Make Your Plans Public
Backpacking into the wild is exciting and fun, but there is no guarantee that you will be safe for the entire duration of your trip. You can almost never foresee accidents. And take note that chances are – there is no one in a tropical forest who can readily assist you with anything if something bad happens to you.
So before going out on a trip, leave behind a complete itinerary detailing where you will be. And if possible, draw a line to map out the routes you’re taking from start to end. It is also essential to adhere to the itinerary and never deviate from your planned course unless necessary. That is to ensure rescuers could easily track you should you need help. Also, upon your arrival in the area, do not forget to register at a local ranger station. Inform them of your itinerary and ask if you will require a special permit for your adventure plans.
Mastery of the Old-School Items: Compass and A Map
Valleys and mountains have different terrains, and more often than not, there is no signal on the ground for you to make a call. While there is a modern phone, they call “satellite phone” which most campers use, there is still no guarantee if it will work well the whole duration of your journey.
Because of these factors, it is best if you master the maps and compass so you can walk your way in and out of the wilderness. It will surely assist you when the going gets tough in the jungle.

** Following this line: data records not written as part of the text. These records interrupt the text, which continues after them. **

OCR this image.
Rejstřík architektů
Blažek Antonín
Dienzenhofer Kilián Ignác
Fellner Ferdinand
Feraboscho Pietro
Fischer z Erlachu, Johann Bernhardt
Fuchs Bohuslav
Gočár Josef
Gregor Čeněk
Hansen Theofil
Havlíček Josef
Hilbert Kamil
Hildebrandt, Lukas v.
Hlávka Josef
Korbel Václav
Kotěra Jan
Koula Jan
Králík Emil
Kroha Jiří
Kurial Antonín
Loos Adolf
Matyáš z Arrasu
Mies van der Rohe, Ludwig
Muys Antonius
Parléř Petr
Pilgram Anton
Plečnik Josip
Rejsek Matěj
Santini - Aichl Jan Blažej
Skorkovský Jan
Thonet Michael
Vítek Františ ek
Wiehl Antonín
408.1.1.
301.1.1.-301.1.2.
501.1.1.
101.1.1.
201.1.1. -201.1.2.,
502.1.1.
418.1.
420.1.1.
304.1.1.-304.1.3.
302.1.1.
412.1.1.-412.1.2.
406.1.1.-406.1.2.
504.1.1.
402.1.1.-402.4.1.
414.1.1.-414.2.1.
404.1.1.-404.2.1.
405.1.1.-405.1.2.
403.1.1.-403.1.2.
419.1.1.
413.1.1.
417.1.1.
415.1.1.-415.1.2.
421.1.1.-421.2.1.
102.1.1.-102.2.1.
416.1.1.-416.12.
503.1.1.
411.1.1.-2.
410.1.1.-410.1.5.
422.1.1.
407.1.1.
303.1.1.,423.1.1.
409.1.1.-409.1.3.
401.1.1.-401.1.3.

Before you commence with your journey, check with the weather bureau for any possibility of blistering heat, updates on extreme weather, hurricanes, and big storms. You can also check with Forest Services for helpful tips when storms come around. Again, as cited earlier, Nature is unpredictable, and it doesn’t always side with us at all times. If you heard that it rained pretty hard the day before, even if it’s already a sunny day on your day of backpacking- it’s best to skip a mountain climbing or backpacking plan near a waterfall.
Face to Face with An Animal
The most common animal that visits campers is a bear. There are also cases of lion encounters. But what is probably the scariest are the snakes that climb trees and blend in with the environment. Characteristics of animals are diversified and sometimes hard to control. So, make sure you talk with a ranger on duty when you arrive in the area, just to be safe from animals. When a bear visits you at your camp, just make a loud noise to scare it away. If a mountain lion approaches you, throw rocks in its direction, and it will go away.
Backpacking is worth an experience, but you have to make sure that the areas you want to explore are safe. Familiarize the area first before you set camp. Gear up and be a ready scout. Bring your Tactical Edge from M4A1 Gel Blaster in Australia if possible.
Be critical in observing everything around you. A critical eye is far from any danger. Always remember to communicate with rangers so they can assist you anytime you need help. The phone, map, and compass are also your best friends in the wilds. So remember to power up or charge your communication equipment whenever possible. Basically, that seems to be all it- You are now ready to have the camp of your life!